At 1 p.m. the next day, I had my physical examination in front of Yongsan Station. The examiner declared me fit to serve and told me to wait. The same day, I got on a train bound for Cheonan in South Chungcheong for boot camp.

The 13th regiment was set up in the playground of an elementary school. In a telltale sign of the rampant poverty in the pre-divided Korea, we were issued shirts and shorts for work uniforms, instead of formal military attire.

Apparently influenced by the training style of the Japanese Imperial Army during its 36-year colonial rule, we were constantly subject to physical disciplinary punishment for little to no reason. With no guns provided, we had no military instructions except for close-order drills.

Military meals were nothing but rice mixed with corn, and everyone had a [bloated] stomach due to the poor quality of the food. I enlisted in the Army because I sought a new life filled with renewed opportunities at the expense of my higher education. But I felt as if the military was depriving me of whatever chance I had left.

On the 10th day, I stood guard at the barracks with fellow classmate Im Dal-soon.

It was pouring rain that night, and I disclosed to him my plan to escape.

“Let’s run away from this place,” I said. “It will make us crazy.”

But he turned down my idea, saying, “I came from the North. There is no one to look after me, unlike you. At least I get to be fed here. If you want to run, you can do it on your own.”

So I asked him not to report my absence for the next two hours.

I jumped over the barbed-wire fence and headed to my friend’s house, a friend who had recently gotten married. Standing at the door, I called out my friend’s name.

“Hey, Young-min!”

Young-min, my classmate from middle school, shut his door as soon as he saw my face, thinking I was a beggar. I called out his name again, saying it was me, Jong-pil. After staying at his house for a night, I headed back to Seoul. But my mind was filled with a sense of regret and guilt.

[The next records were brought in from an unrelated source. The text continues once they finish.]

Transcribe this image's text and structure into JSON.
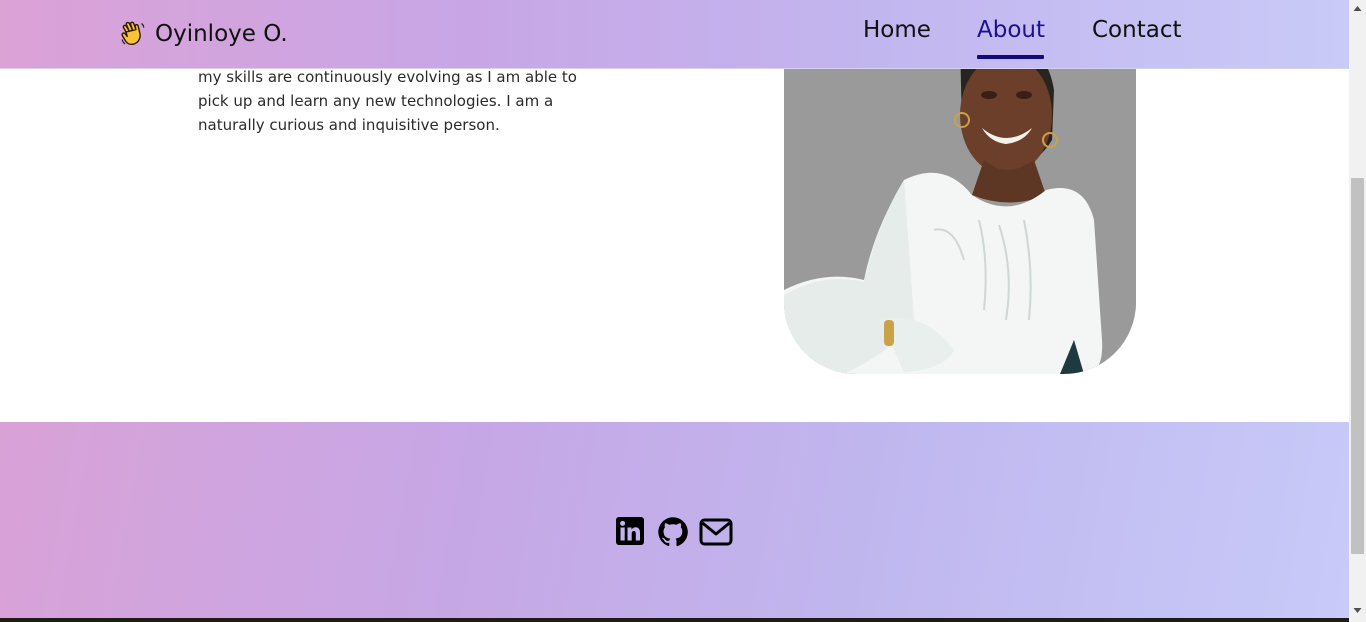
{
  "navbar": {
    "brand_emoji_icon": "waving-hand-icon",
    "brand_name": "Oyinloye O.",
    "links": [
      {
        "label": "Home",
        "active": false
      },
      {
        "label": "About",
        "active": true
      },
      {
        "label": "Contact",
        "active": false
      }
    ]
  },
  "about": {
    "paragraph": "my skills are continuously evolving as I am able to pick up and learn any new technologies. I am a naturally curious and inquisitive person."
  },
  "footer": {
    "social_icons": [
      "linkedin-icon",
      "github-icon",
      "mail-icon"
    ]
  },
  "colors": {
    "active_link": "#1b0f96",
    "underline": "#14087e",
    "gradient_start": "#dba2d6",
    "gradient_end": "#c9caf7"
  }
}
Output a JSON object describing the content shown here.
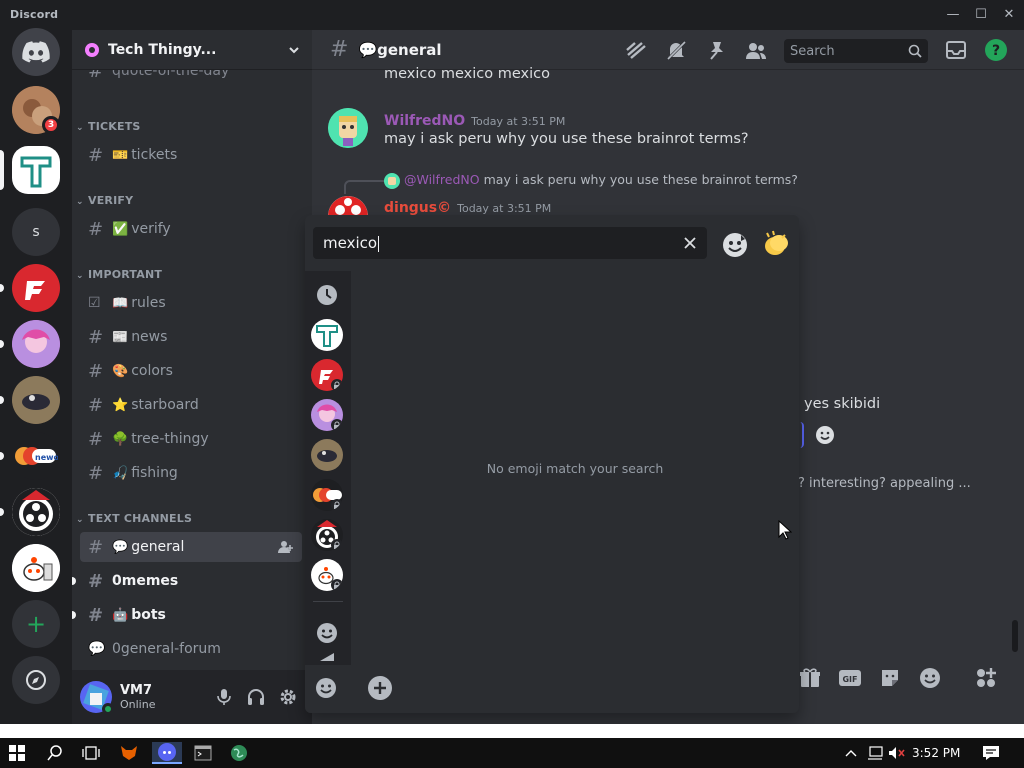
{
  "window": {
    "app_name": "Discord",
    "controls": [
      "—",
      "☐",
      "✕"
    ]
  },
  "colors": {
    "blurple": "#5865f2",
    "online": "#23a55a",
    "danger": "#f23f43",
    "link_green": "#23a55a"
  },
  "guilds": {
    "items": [
      {
        "name": "home",
        "badge": ""
      },
      {
        "name": "cat-server",
        "badge": "3"
      },
      {
        "name": "tech-thingy",
        "badge": ""
      },
      {
        "name": "s-server",
        "label": "s"
      },
      {
        "name": "red-server"
      },
      {
        "name": "anime-server"
      },
      {
        "name": "bird-server"
      },
      {
        "name": "newo-server"
      },
      {
        "name": "obs-server"
      },
      {
        "name": "reddit-server"
      }
    ]
  },
  "server": {
    "name": "Tech Thingy..."
  },
  "sidebar": {
    "cut_channel": "quote-of-the-day",
    "categories": [
      {
        "label": "TICKETS"
      },
      {
        "label": "VERIFY"
      },
      {
        "label": "IMPORTANT"
      },
      {
        "label": "TEXT CHANNELS"
      }
    ],
    "channels": [
      {
        "label": "tickets",
        "emoji": "🎫"
      },
      {
        "label": "verify",
        "emoji": "✅"
      },
      {
        "label": "rules",
        "emoji": "📖"
      },
      {
        "label": "news",
        "emoji": "📰"
      },
      {
        "label": "colors",
        "emoji": "🎨"
      },
      {
        "label": "starboard",
        "emoji": "⭐"
      },
      {
        "label": "tree-thingy",
        "emoji": "🌳"
      },
      {
        "label": "fishing",
        "emoji": "🎣"
      },
      {
        "label": "general",
        "emoji": "💬"
      },
      {
        "label": "0memes"
      },
      {
        "label": "bots",
        "emoji": "🤖"
      },
      {
        "label": "0general-forum"
      }
    ]
  },
  "user": {
    "name": "VM7",
    "status": "Online"
  },
  "channel": {
    "name": "general",
    "emoji": "💬"
  },
  "header": {
    "search_placeholder": "Search"
  },
  "messages": {
    "top_text": "mexico mexico mexico",
    "m1": {
      "author": "WilfredNO",
      "time": "Today at 3:51 PM",
      "text": "may i ask peru why you use these brainrot terms?"
    },
    "m2": {
      "reply_author": "@WilfredNO",
      "reply_text": "may i ask peru why you use these brainrot terms?",
      "author": "dingus©",
      "time": "Today at 3:51 PM"
    },
    "visible_right": "yes skibidi",
    "visible_right2": "? interesting? appealing ..."
  },
  "picker": {
    "query": "mexico",
    "empty_text": "No emoji match your search"
  },
  "taskbar": {
    "time": "3:52 PM"
  }
}
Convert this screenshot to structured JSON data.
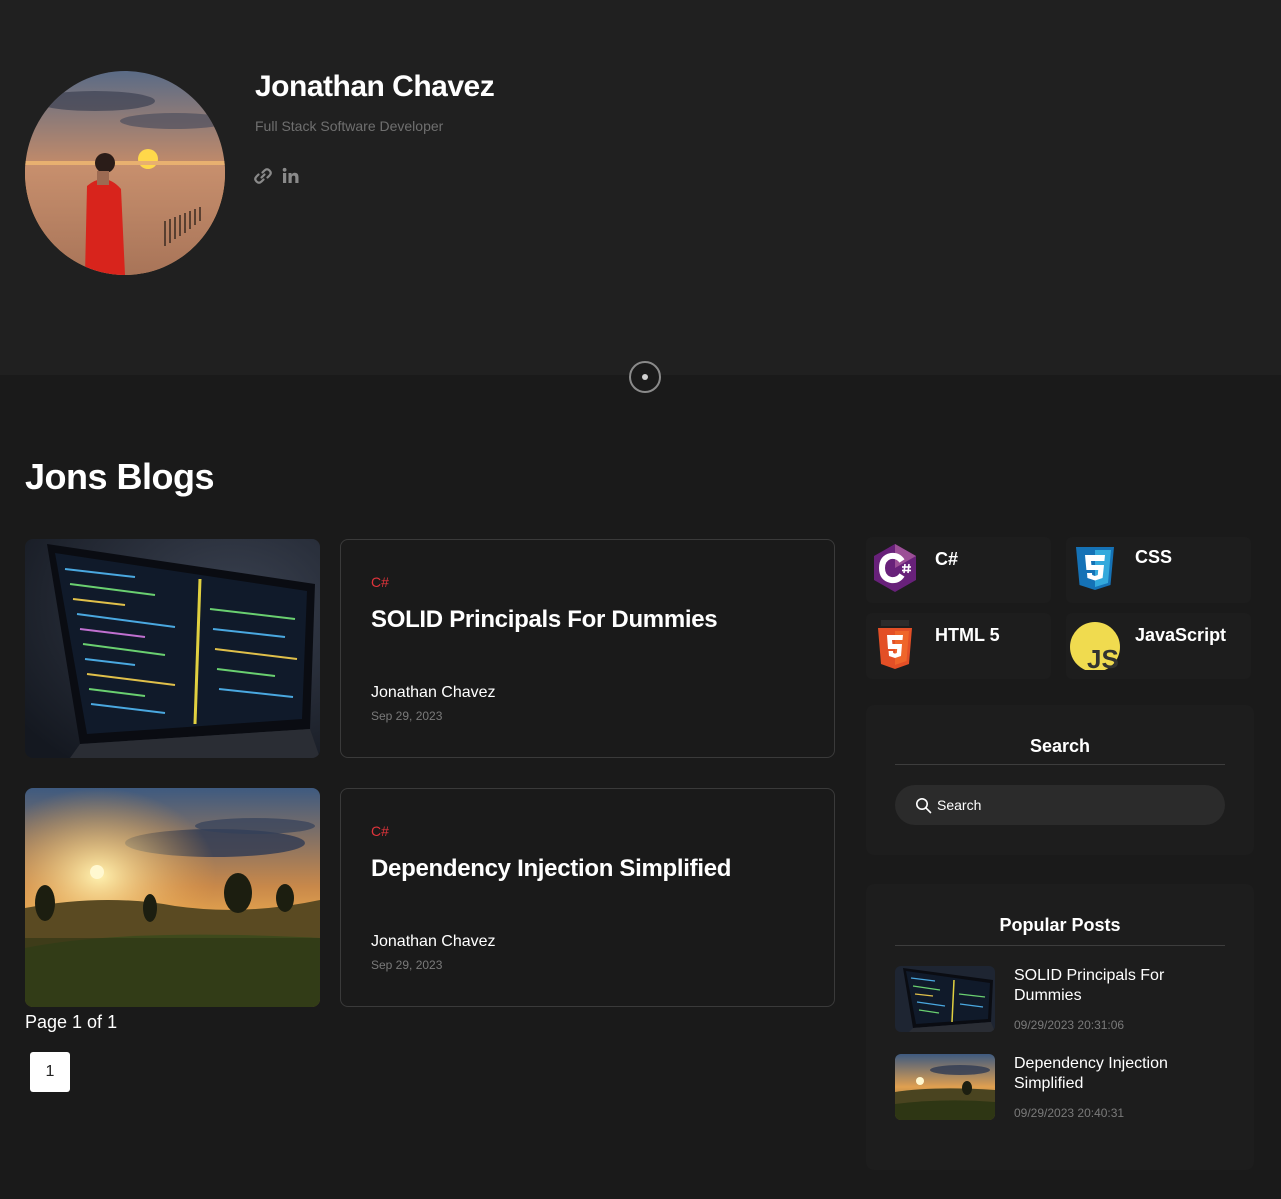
{
  "profile": {
    "name": "Jonathan Chavez",
    "subtitle": "Full Stack Software Developer",
    "social": [
      "link-icon",
      "linkedin-icon"
    ]
  },
  "blogs": {
    "heading": "Jons Blogs",
    "posts": [
      {
        "category": "C#",
        "title": "SOLID Principals For Dummies",
        "author": "Jonathan Chavez",
        "date": "Sep 29, 2023",
        "image": "laptop-code-image"
      },
      {
        "category": "C#",
        "title": "Dependency Injection Simplified",
        "author": "Jonathan Chavez",
        "date": "Sep 29, 2023",
        "image": "sunrise-landscape-image"
      }
    ],
    "pagination": {
      "info": "Page 1 of 1",
      "pages": [
        "1"
      ]
    }
  },
  "sidebar": {
    "tags": [
      {
        "label": "C#",
        "icon": "csharp-icon"
      },
      {
        "label": "CSS",
        "icon": "css3-icon"
      },
      {
        "label": "HTML 5",
        "icon": "html5-icon"
      },
      {
        "label": "JavaScript",
        "icon": "javascript-icon"
      }
    ],
    "search": {
      "title": "Search",
      "placeholder": "Search"
    },
    "popular": {
      "title": "Popular Posts",
      "items": [
        {
          "title": "SOLID Principals For Dummies",
          "date": "09/29/2023 20:31:06"
        },
        {
          "title": "Dependency Injection Simplified",
          "date": "09/29/2023 20:40:31"
        }
      ]
    }
  },
  "colors": {
    "background": "#1a1a1a",
    "header": "#202020",
    "category": "#e0343b",
    "muted": "#7a7a7a"
  }
}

I was becoming more and more embarrassed and ashamed. So on Aug. 3, 1948, about three weeks after I deserted, I went to a movie in Eulji-ro, central Seoul. At the theater, I saw a group of men in military uniforms.

“Most of those in uniforms had enlisted with only middle school diplomas. And I had dropped out of the program having once been enrolled at a university. How shameful is that?” I kept asking myself. I stood up from my seat and found the military official overseeing the group. I told the official, First Lieutenant Ki Se-hoon, that I had gone AWOL but now wished to return to the military.

He asked me about my education and I told him I was once a student at Seoul National University. “You are an elitist for having pursued a college degree,” he said. “Why do you want to join the army again?”

I begged him to accept me as one of his fellow soldiers and he eventually accepted.

About two weeks after re-enlisting, my classmates and I were told to write an essay explaining why we wanted to join the Army. I detailed my educational background as well as why I had decided to run away from the Army just months ago. Four days later, another first lieutenant, Choi Taek-won, summoned me to his office.

As I entered, he said, “Why are you receiving training with those who are less than you?”

He then recommended I take the test for the Korean Military Academy, the equivalent of West Point in the United States.

In January of the next year, I took the admissions test for the academy and passed. The competition was fairly intense and only one in 10 applicants gained admission.

I was among the eighth group of graduates and the duration of our training only lasted five months. At my graduation ceremony on May 23, 1949, I met my mother for the first time in nearly a year. I gave her a big hug as a proud son while she cried.